2026 inflation forecast at 3.5%, pressures seen manageable
VOV.VN - Vietnam’s average consumer price index (CPI) in 2026 is projected to hover around 3.5%, slightly higher than in 2025 but still within the National Assembly’s target ceiling of 4.5%, say experts.
The main inflationary pressures in 2026 year are expected to stem from cost-push factors, a recovery in domestic consumption, and the lagged effects of credit expansion, requiring close coordination between fiscal and monetary policies. Several economists note that delayed impacts from previous credit growth will continue to weigh on price stability.
However, as credit growth in 2025 was not excessively high compared to the 10-year average, its inflationary impact is projected to stay limited - particularly as capital flows have largely been directed toward asset markets rather than sharply boosting consumer demand. Still, Vietnam’s ambitious GDP growth target of around 10% in 2026 could generate additional price pressures, as stronger economic expansion would require robust increases in both investment and consumption.
Exchange rate movements are also forecast to influence CPI in 2026. In addition to lagged effects from the previous year, currency pressures may arise from rising imports driven by stronger domestic demand. Meanwhile, export growth could face headwinds amid slower global economic expansion.
“Inflationary risks are still evident, especially given the high degree of openness of our economy,” said Pham Thanh Ha, deputy governor of the State Bank of Vietnam. “Total import–export turnover this year is projected to exceed US$900 billion, roughly double the size of the economy. Global commodity prices are volatile due to geopolitical developments, rising trade protectionism and tariff policies.
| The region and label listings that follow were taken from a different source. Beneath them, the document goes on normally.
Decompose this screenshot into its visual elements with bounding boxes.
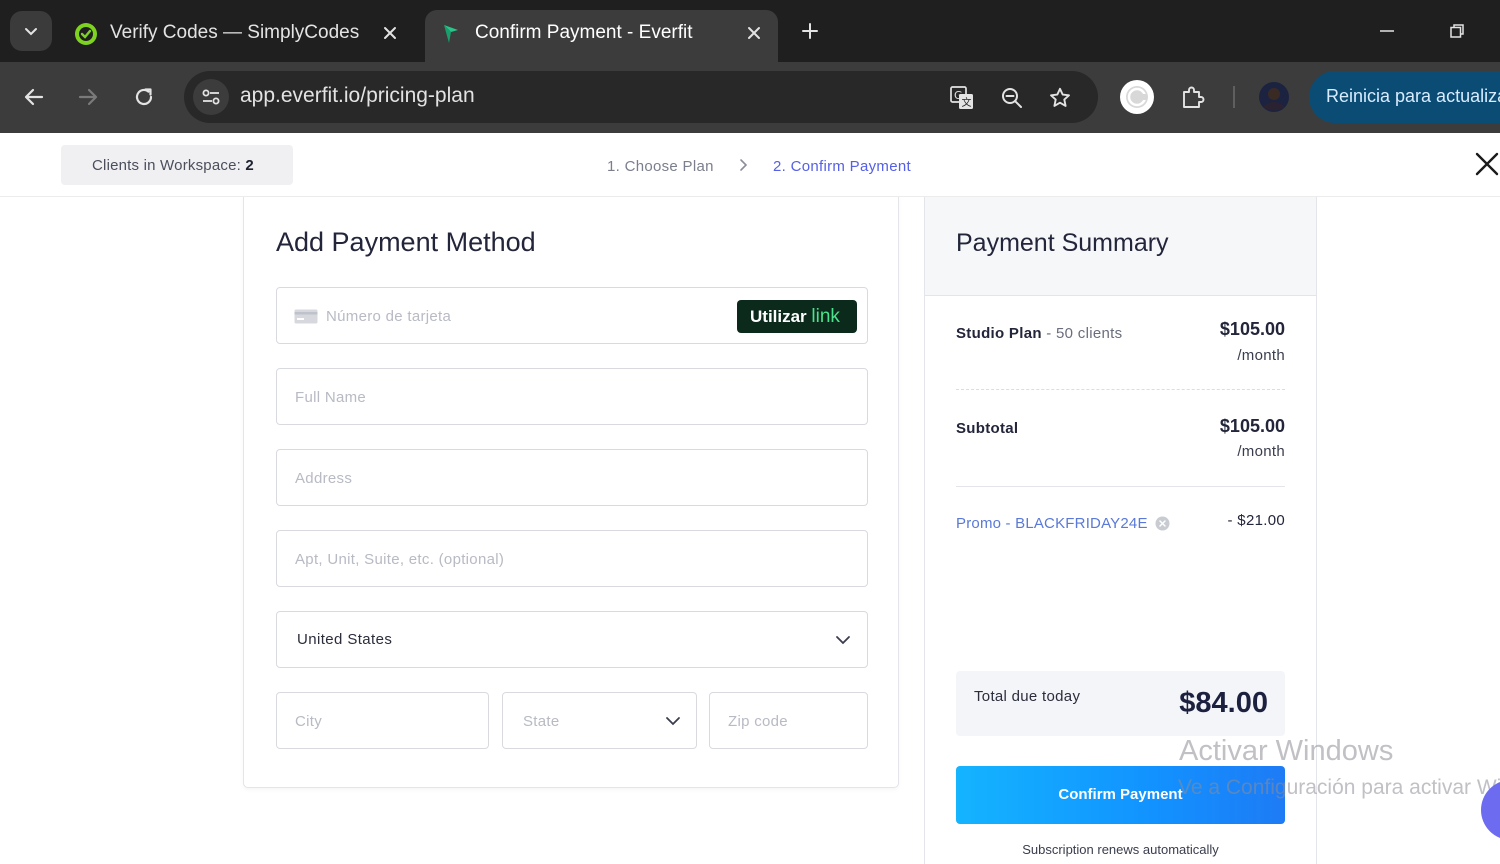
plan-name: Studio Plan bbox=[956, 325, 1042, 342]
browser-toolbar: app.everfit.io/pricing-plan G文 Reinicia … bbox=[0, 62, 1500, 133]
plan-line: Studio Plan - 50 clients bbox=[956, 325, 1122, 342]
extension-button[interactable] bbox=[1119, 79, 1155, 115]
plan-period: /month bbox=[1237, 347, 1285, 364]
card-title: Add Payment Method bbox=[276, 227, 536, 257]
arrow-right-icon bbox=[78, 88, 98, 106]
credit-card-icon bbox=[294, 309, 318, 324]
back-button[interactable] bbox=[19, 82, 49, 112]
star-icon bbox=[1050, 87, 1070, 107]
checkout-header: Clients in Workspace: 2 1. Choose Plan 2… bbox=[0, 133, 1500, 197]
promo-code: Promo - BLACKFRIDAY24E bbox=[956, 515, 1170, 532]
puzzle-icon bbox=[1183, 86, 1205, 108]
bookmark-button[interactable] bbox=[1046, 84, 1074, 112]
link-logo: link bbox=[811, 306, 840, 327]
translate-button[interactable]: G文 bbox=[948, 84, 976, 112]
card-number-field[interactable]: Número de tarjeta Utilizar link bbox=[276, 287, 868, 344]
workspace-label: Clients in Workspace: bbox=[92, 157, 246, 174]
apt-field[interactable]: Apt, Unit, Suite, etc. (optional) bbox=[276, 530, 868, 587]
address-field[interactable]: Address bbox=[276, 449, 868, 506]
subtotal-amount: $105.00 bbox=[1219, 416, 1285, 436]
remove-promo-icon[interactable] bbox=[1155, 516, 1170, 531]
workspace-count: 2 bbox=[245, 157, 254, 174]
chevron-down-icon bbox=[836, 636, 850, 645]
forward-button[interactable] bbox=[73, 82, 103, 112]
payment-method-card: Add Payment Method Número de tarjeta Uti… bbox=[243, 197, 899, 788]
summary-header: Payment Summary bbox=[925, 197, 1316, 296]
country-value: United States bbox=[297, 631, 393, 648]
plan-amount: $105.00 bbox=[1219, 319, 1285, 339]
close-icon[interactable] bbox=[1474, 151, 1500, 177]
promo-label: Promo - BLACKFRIDAY24E bbox=[956, 515, 1148, 532]
step-confirm-payment: 2. Confirm Payment bbox=[773, 158, 911, 175]
new-tab-button[interactable] bbox=[796, 17, 824, 45]
reload-button[interactable] bbox=[129, 82, 159, 112]
total-label: Total due today bbox=[974, 688, 1081, 705]
total-amount: $84.00 bbox=[1179, 687, 1268, 719]
svg-text:文: 文 bbox=[962, 96, 972, 109]
avatar-icon bbox=[1259, 82, 1289, 112]
everfit-favicon-icon bbox=[444, 25, 458, 43]
subtotal-label: Subtotal bbox=[956, 420, 1019, 437]
extension-circle-icon bbox=[1120, 80, 1154, 114]
summary-title: Payment Summary bbox=[956, 229, 1169, 257]
tab-title: Verify Codes — SimplyCodes bbox=[110, 22, 360, 43]
url-text: app.everfit.io/pricing-plan bbox=[240, 84, 475, 107]
state-select[interactable]: State bbox=[502, 692, 697, 749]
toolbar-divider bbox=[1233, 86, 1235, 108]
close-tab-icon[interactable] bbox=[742, 21, 766, 45]
renewal-note: Subscription renews automatically bbox=[1022, 842, 1219, 857]
card-number-placeholder: Número de tarjeta bbox=[326, 308, 452, 325]
tab-simplycodes[interactable]: Verify Codes — SimplyCodes bbox=[60, 10, 414, 62]
tab-everfit[interactable]: Confirm Payment - Everfit bbox=[425, 10, 778, 62]
city-field[interactable]: City bbox=[276, 692, 489, 749]
tab-title: Confirm Payment - Everfit bbox=[475, 22, 693, 43]
link-prefix: Utilizar bbox=[750, 307, 807, 326]
restart-to-update-button[interactable]: Reinicia para actualizar bbox=[1309, 71, 1500, 123]
divider bbox=[956, 389, 1285, 390]
plan-detail: - 50 clients bbox=[1041, 325, 1123, 342]
step-choose-plan[interactable]: 1. Choose Plan bbox=[607, 158, 714, 175]
apt-placeholder: Apt, Unit, Suite, etc. (optional) bbox=[295, 551, 505, 568]
address-bar[interactable]: app.everfit.io/pricing-plan G文 bbox=[184, 71, 1098, 123]
total-due-box: Total due today $84.00 bbox=[956, 671, 1285, 736]
translate-icon: G文 bbox=[950, 86, 973, 109]
profile-avatar[interactable] bbox=[1256, 79, 1292, 115]
site-info-button[interactable] bbox=[193, 79, 229, 115]
simplycodes-favicon-icon bbox=[75, 23, 97, 45]
promo-discount: - $21.00 bbox=[1227, 512, 1285, 529]
country-select[interactable]: United States bbox=[276, 611, 868, 668]
zip-field[interactable]: Zip code bbox=[709, 692, 868, 749]
extensions-button[interactable] bbox=[1175, 79, 1211, 115]
zip-placeholder: Zip code bbox=[728, 713, 788, 730]
restore-icon bbox=[1450, 24, 1464, 38]
full-name-placeholder: Full Name bbox=[295, 389, 367, 406]
chevron-down-icon bbox=[25, 28, 37, 36]
city-placeholder: City bbox=[295, 713, 323, 730]
close-tab-icon[interactable] bbox=[378, 21, 402, 45]
restore-window-button[interactable] bbox=[1444, 18, 1470, 44]
use-link-button[interactable]: Utilizar link bbox=[737, 300, 857, 333]
reload-icon bbox=[135, 88, 153, 106]
minimize-icon bbox=[1380, 30, 1394, 32]
chevron-down-icon bbox=[666, 717, 680, 726]
minimize-window-button[interactable] bbox=[1374, 18, 1400, 44]
windows-activation-text: Ve a Configuración para activar Windows. bbox=[1178, 776, 1500, 799]
tune-icon bbox=[202, 89, 220, 105]
zoom-button[interactable] bbox=[998, 84, 1026, 112]
zoom-out-icon bbox=[1002, 88, 1022, 108]
full-name-field[interactable]: Full Name bbox=[276, 368, 868, 425]
windows-activation-title: Activar Windows bbox=[1179, 735, 1394, 767]
chevron-right-icon bbox=[740, 159, 748, 171]
plus-icon bbox=[802, 23, 818, 39]
browser-tab-strip: Verify Codes — SimplyCodes Confirm Payme… bbox=[0, 0, 1500, 62]
subtotal-period: /month bbox=[1237, 443, 1285, 460]
workspace-clients-badge: Clients in Workspace: 2 bbox=[61, 145, 293, 185]
tab-search-button[interactable] bbox=[10, 11, 52, 51]
arrow-left-icon bbox=[24, 88, 44, 106]
address-placeholder: Address bbox=[295, 470, 353, 487]
state-placeholder: State bbox=[523, 713, 560, 730]
divider bbox=[956, 486, 1285, 487]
Domestically, there is also a roadmap for adjusting prices of state-managed goods and services.”
On the other hand, upward pressure from global commodity prices is expected to remain moderate. With global growth projected to stay subdued, commodity prices are unlikely to surge sharply in 2026, although the scope for further deep declines as seen in 2025 appears limited.
Economist Dr. Ngo Tri Long forecasts that inflation in 2026 would be kept under control, supported by the solid recovery momentum from 2025.
“Building on the strong recovery of 2025, Vietnam is well positioned to achieve growth above 8% in 2026 while keeping inflation within the National Assembly’s target of below 4.5%,” he says. “The firm economic foundation established in 2025 creates favourable conditions for the year ahead.”
Economists broadly agree that inflation control will require disciplined policy coordination. Rather than simultaneously loosening fiscal and monetary policies in ways that could heighten risks, experts recommend a calibrated approach by combining controlled fiscal expansion with prudent monetary management.
In addition, credit allocation should be directed toward productive sectors that generate new goods, new capacity and genuine productivity gains, rather than flowing into speculative or high-risk activities.